As an aside, this is something that was quite popular in the 17th an 18th Century. It’s a philosophy called “Deism”. It goes like this: God created everything and instilled in humans the ability to reason. However, God is only revealed through creation, and not through books, not even the Bible; theology; or miracles.
Deism came to be immensely popular, and was followed by Thomas Jefferson, Benjamin Franklin, James Madison, Alexander Hamilton, and Thomas Paine. Jefferson went so far as to edit the Bible to fit better with Deism, which he published under the title The Life and Morals of Jesus of Nazareth. The whole idea was that God created the universe and left it to run, leaving a few instructions behind to keep it on the right track.
It’s almost as if when God, through Jeremiah, asks, “Am I only a God nearby, and not a God far away? Can anyone hide in secret places so that I cannot see him? Do I not fill heaven and earth?” he is speaking to these Deists. They focused on the far away God, and not the nearby God. In a lot of ways, this philosophy has continued in this country – Americans tend to believe in God, but I don’t think that the God Americans believe in is always the God who created the universe yet still loves every single human enough to die to give us life. The God people seem to believe in is a vague concept of a supreme being who rarely, if ever, interacts with individuals.

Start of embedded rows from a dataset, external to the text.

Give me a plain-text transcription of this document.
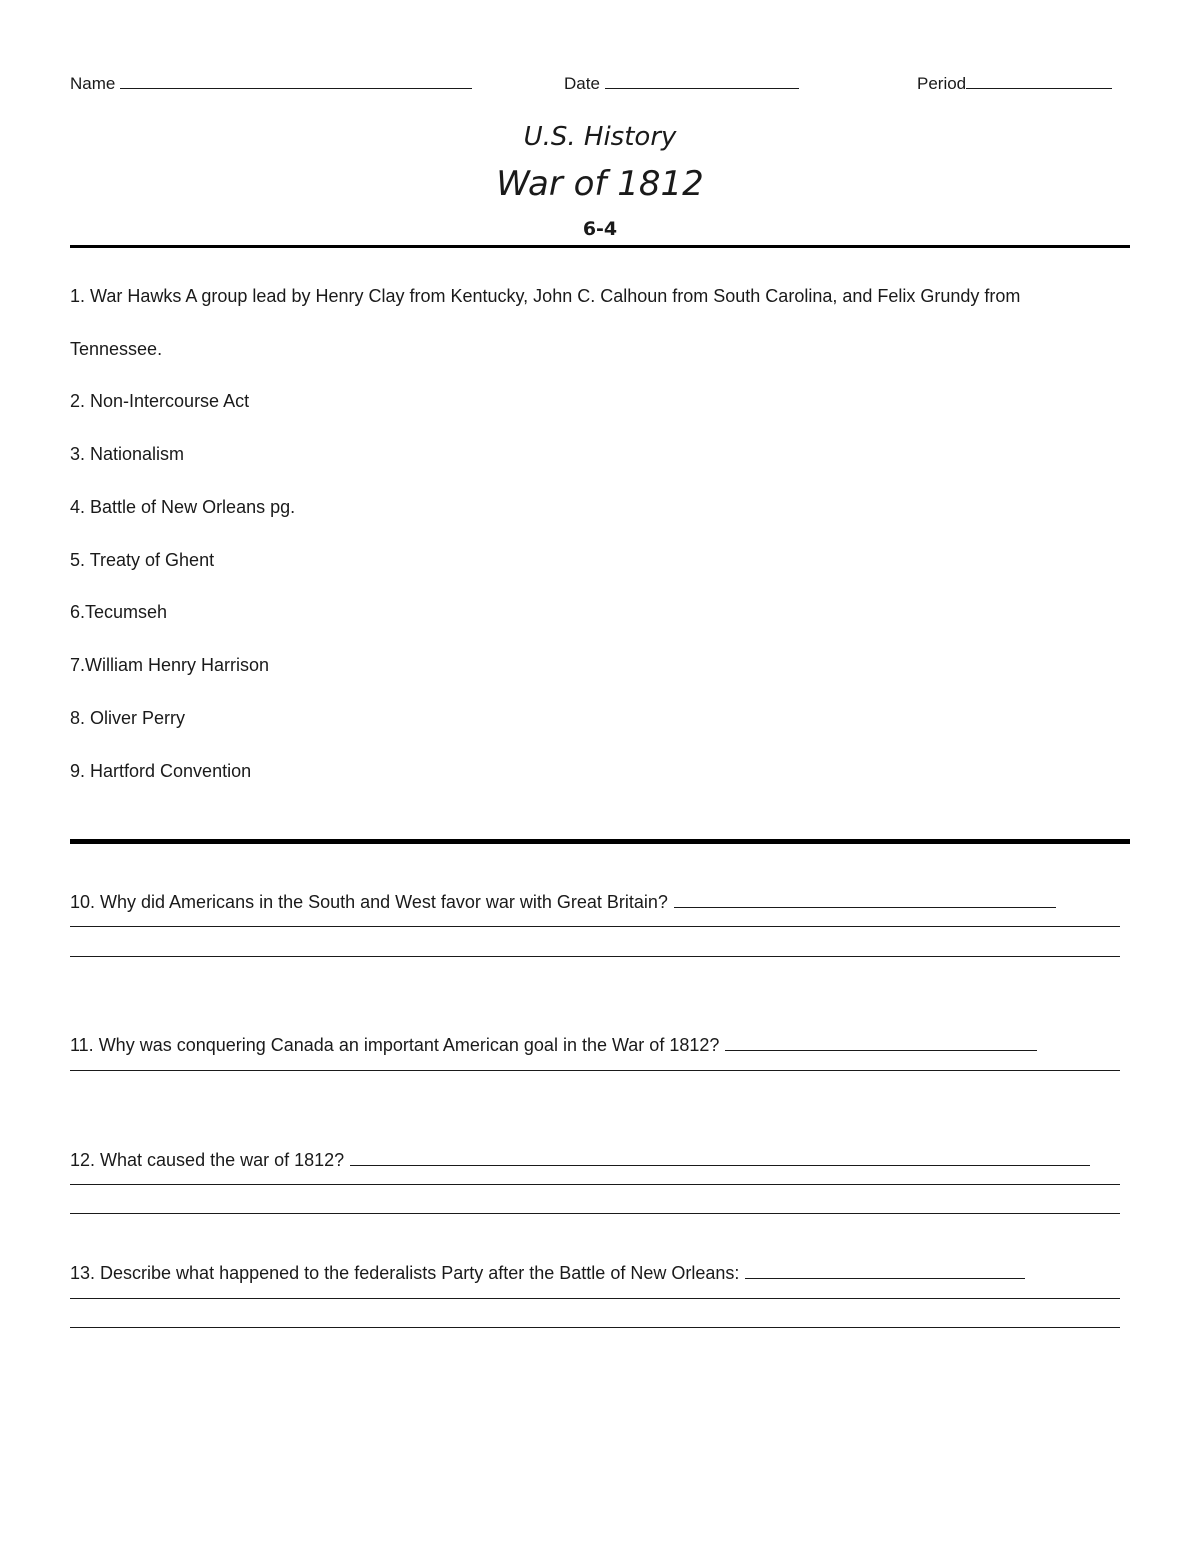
Name	Date	Period
U.S. History
War of 1812
6-4
1. War Hawks A group lead by Henry Clay from Kentucky, John C. Calhoun from South Carolina, and Felix Grundy from
Tennessee.
2. Non-Intercourse Act
3. Nationalism
4. Battle of New Orleans pg.
5. Treaty of Ghent
6.Tecumseh
7.William Henry Harrison
8. Oliver Perry
9. Hartford Convention
10. Why did Americans in the South and West favor war with Great Britain?
11. Why was conquering Canada an important American goal in the War of 1812?
12. What caused the war of 1812?
13. Describe what happened to the federalists Party after the Battle of New Orleans:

This is in direct contrast to the picture of God we get in the letter to the Hebrews. God is not just someone floating in the sky with a big fluffy beard, He interacts with humans on a regular basis. The writer of Hebrews gives us quite the list of names of people who God interacted with, leaving of many, but it’s still pretty good considering its brevity: Abel, Enoch, Noah, Abraham, Sarah, Isaac, Jacob, Joseph, Moses’ parents, Moses, the people of Israel at the Red Sea and Jericho, Rahab, Gideon, Barak, Samson, Jephthah, David, Samuel, the prophets, and all the other people that didn’t get mentioned.
With the example of all these people, it’s only fitting that the writer of Hebrews then gives us this simple command: “Therefore, since we are surrounded by such a great cloud of witnesses, let us throw off everything that hinders and the sin that so easily entangles, and let us run with perseverance the race marked out for us. Let us fix our eyes on Jesus, the author and perfecter of our faith, who for the joy set before him endured the cross, scorning its shame, and sat down at the right hand of the throne of God.”
We have the example around us of so many people who have spent their lives with God – not just following a far away God, but a God who is their friend and comforter. Our faith is not just a belief that there is a God out there somewhere, but that there is a loving God right beside us who hears our prayers, frees us from sin, guides us, strengthens us, and, most of all, calls us his own.